Diagnostic Criteria for Vegetative State (VS)

A vegetative state is absence of responsiveness and awareness due to overwhelming dysfunction of the cerebral hemispheres, with sufficient sparing of the diencephalon and brain stem to preserve autonomic and motor reflexes and sleep-wake cycles.

Diagnostic Criteria for Vegetative State

Preconditions
The following preconditions must apply before diagnosis of the VS can be considered.

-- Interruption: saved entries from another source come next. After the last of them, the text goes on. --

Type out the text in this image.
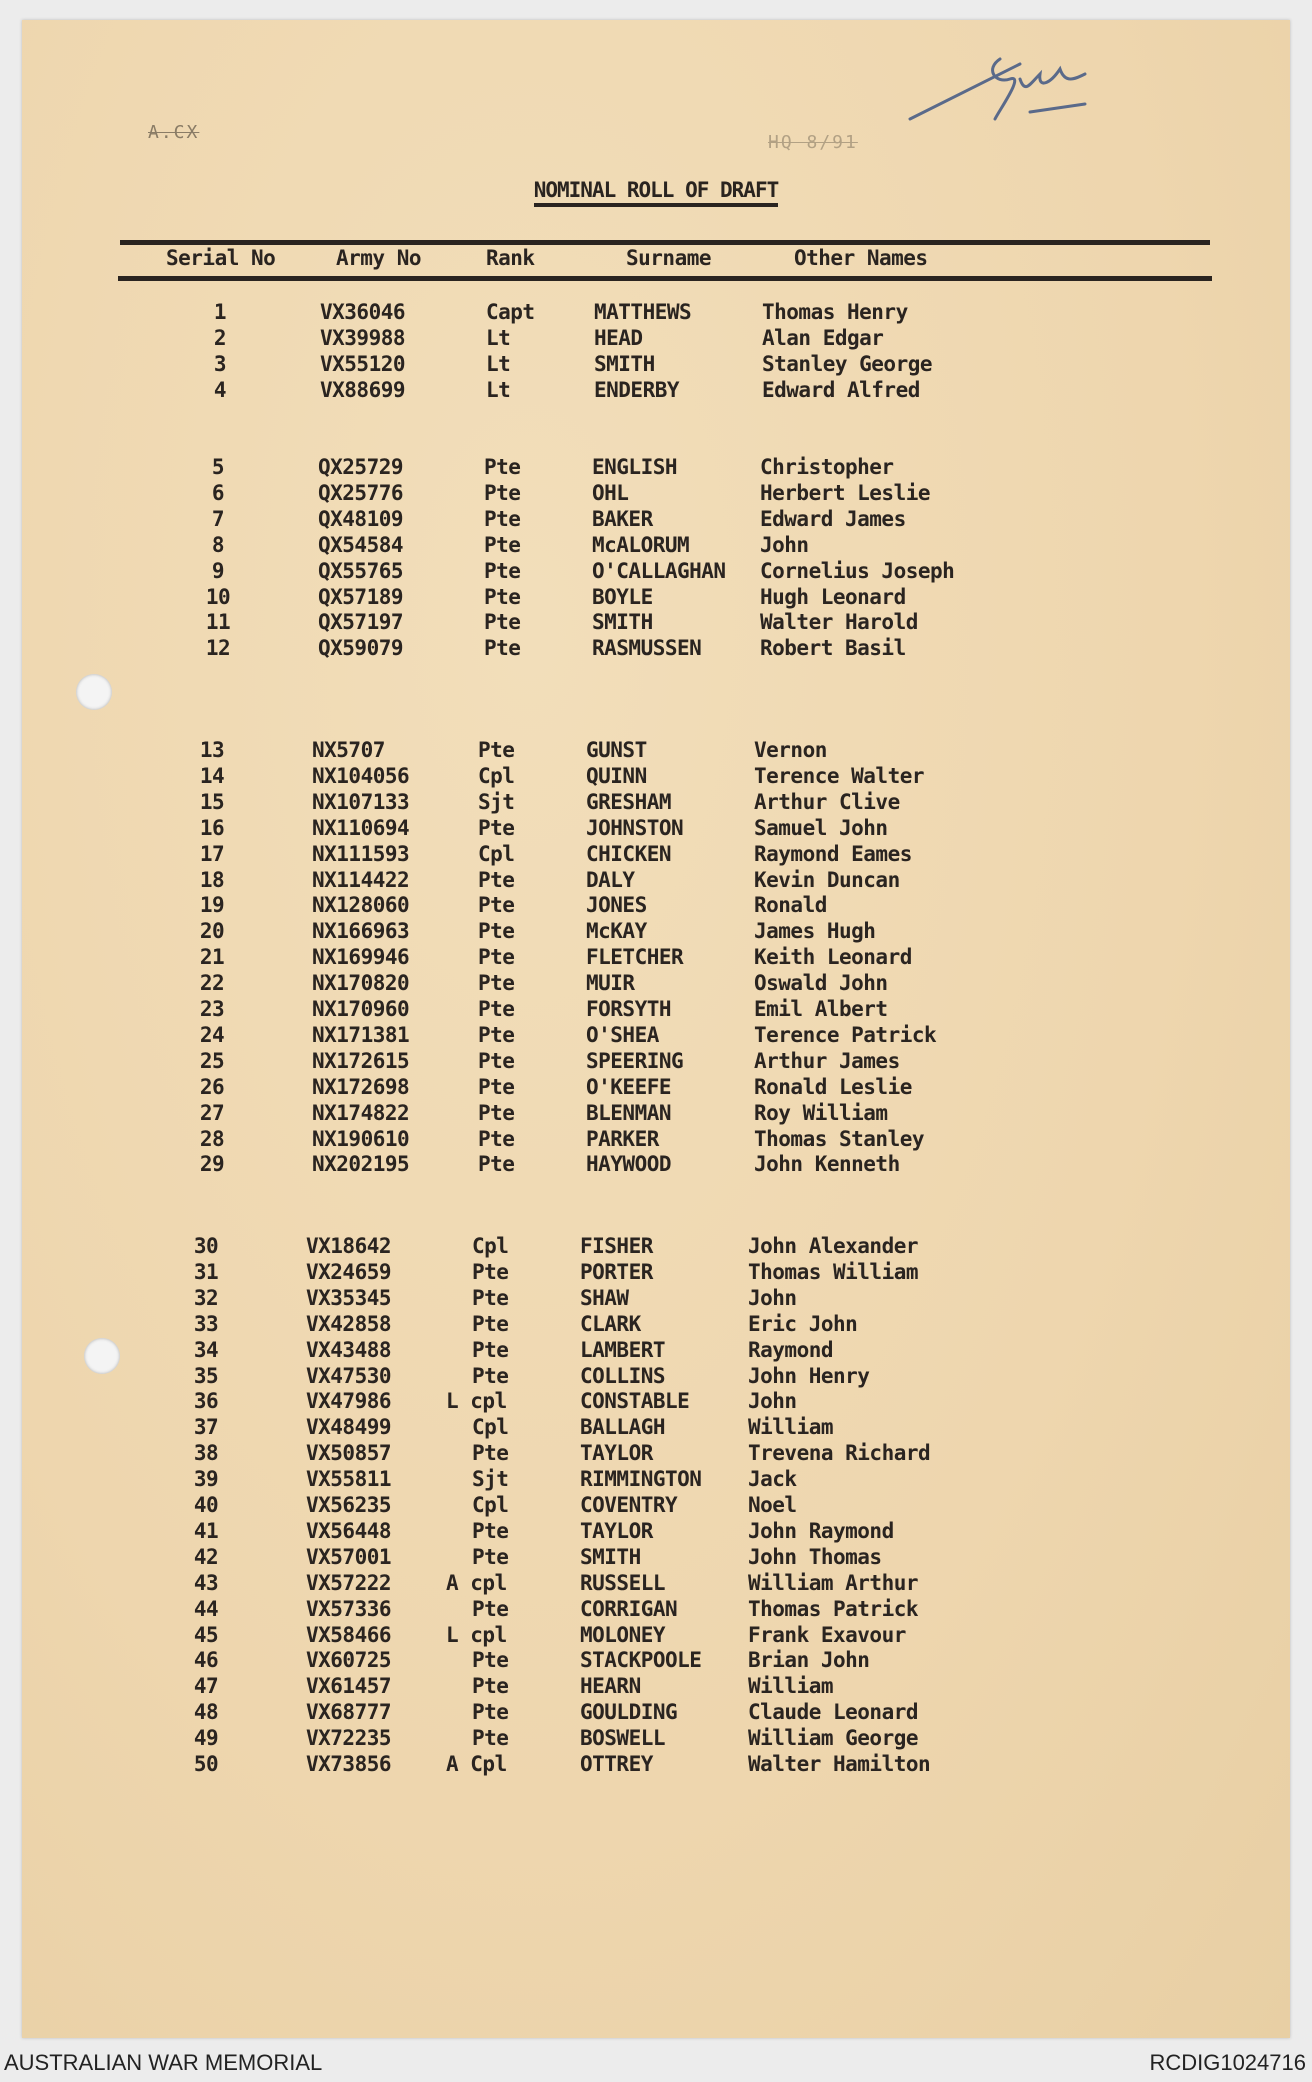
A.CX	HQ 8/91
NOMINAL ROLL OF DRAFT
Serial No	Army No	Rank	Surname	Other Names
1	VX36046	Capt	MATTHEWS	Thomas Henry
2	VX39988	Lt	HEAD	Alan Edgar
3	VX55120	Lt	SMITH	Stanley George
4	VX88699	Lt	ENDERBY	Edward Alfred
5	QX25729	Pte	ENGLISH	Christopher
6	QX25776	Pte	OHL	Herbert Leslie
7	QX48109	Pte	BAKER	Edward James
8	QX54584	Pte	McALORUM	John
9	QX55765	Pte	O'CALLAGHAN Cornelius Joseph
10	QX57189	Pte	BOYLE	Hugh Leonard
11	QX57197	Pte	SMITH	Walter Harold
12	QX59079	Pte	RASMUSSEN	Robert Basil
13	NX5707	Pte	GUNST	Vernon
14	NX104056	Cpl	QUINN	Terence Walter
15	NX107133	Sjt	GRESHAM	Arthur Clive
16	NX110694	Pte	JOHNSTON	Samuel John
17	NX111593	Cpl	CHICKEN	Raymond Eames
18	NX114422	Pte	DALY	Kevin Duncan
19	NX128060	Pte	JONES	Ronald
20	NX166963	Pte	McKAY	James Hugh
21	NX169946	Pte	FLETCHER	Keith Leonard
22	NX170820	Pte	MUIR	Oswald John
23	NX170960	Pte	FORSYTH	Emil Albert
24	NX171381	Pte	O'SHEA	Terence Patrick
25	NX172615	Pte	SPEERING	Arthur James
26	NX172698	Pte	O'KEEFE	Ronald Leslie
27	NX174822	Pte	BLENMAN	Roy William
28	NX190610	Pte	PARKER	Thomas Stanley
29	NX202195	Pte	HAYWOOD	John Kenneth
30	VX18642	Cpl	FISHER	John Alexander
31	VX24659	Pte	PORTER	Thomas William
32	VX35345	Pte	SHAW	John
33	VX42858	Pte	CLARK	Eric John
34	VX43488	Pte	LAMBERT	Raymond
35	VX47530	Pte	COLLINS	John Henry
36	VX47986	L cpl	CONSTABLE	John
37	VX48499	Cpl	BALLAGH	William
38	VX50857	Pte	TAYLOR	Trevena Richard
39	VX55811	Sjt	RIMMINGTON Jack
40	VX56235	Cpl	COVENTRY	Noel
41	VX56448	Pte	TAYLOR	John Raymond
42	VX57001	Pte	SMITH	John Thomas
43	VX57222	A cpl	RUSSELL	William Arthur
44	VX57336	Pte	CORRIGAN	Thomas Patrick
45	VX58466	L cpl	MOLONEY	Frank Exavour
46	VX60725	Pte	STACKPOOLE Brian John
47	VX61457	Pte	HEARN	William
48	VX68777	Pte	GOULDING	Claude Leonard
49	VX72235	Pte	BOSWELL	William George
50	VX73856	A Cpl	OTTREY	Walter Hamilton
AUSTRALIAN WAR MEMORIAL	RCDIG1024716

  1. The cause of the condition should be established as far as is possible. It may be due to acute cerebral injury, degenerative conditions, metabolic disorders, infections or developmental malformations.
  2. The possibility that the persisting effects of sedative, anaesthetic or neuromuscular blocking drugs are responsible in whole or part should be considered. Drugs may have been the original cause of an acute cerebral injury, usually hypoxic, but their continuing direct effects must be excluded either by the passage of time or by appropriate laboratory tests.
  3. The possibility that continuing metabolic disturbance is responsible for the clinical features must be considered and excluded. Metabolic disturbances may of course occur during the course of a VS.
  4. The possibility that there is a treatable structural cause should be excluded by brain imaging.

Clinical criteria
The following criteria are usualy met.

  1. The key requirement for diagnosis is that there must be no evidence of awareness of self or environment at any time; no response to visual, auditory, tactile or noxious stimuli of a kind suggesting volition or conscious purpose; no evidence of language comprehension or meaningful expression. These are al necessary conditions for the diagnosis.
  2. There are typically cycles of eye closure and eye opening giving the appearance of a sleep–wake cycle.
  3. Hypothalamic and brainstem function are usually sufficiently preserved to ensure the maintenance of respiration and circulation.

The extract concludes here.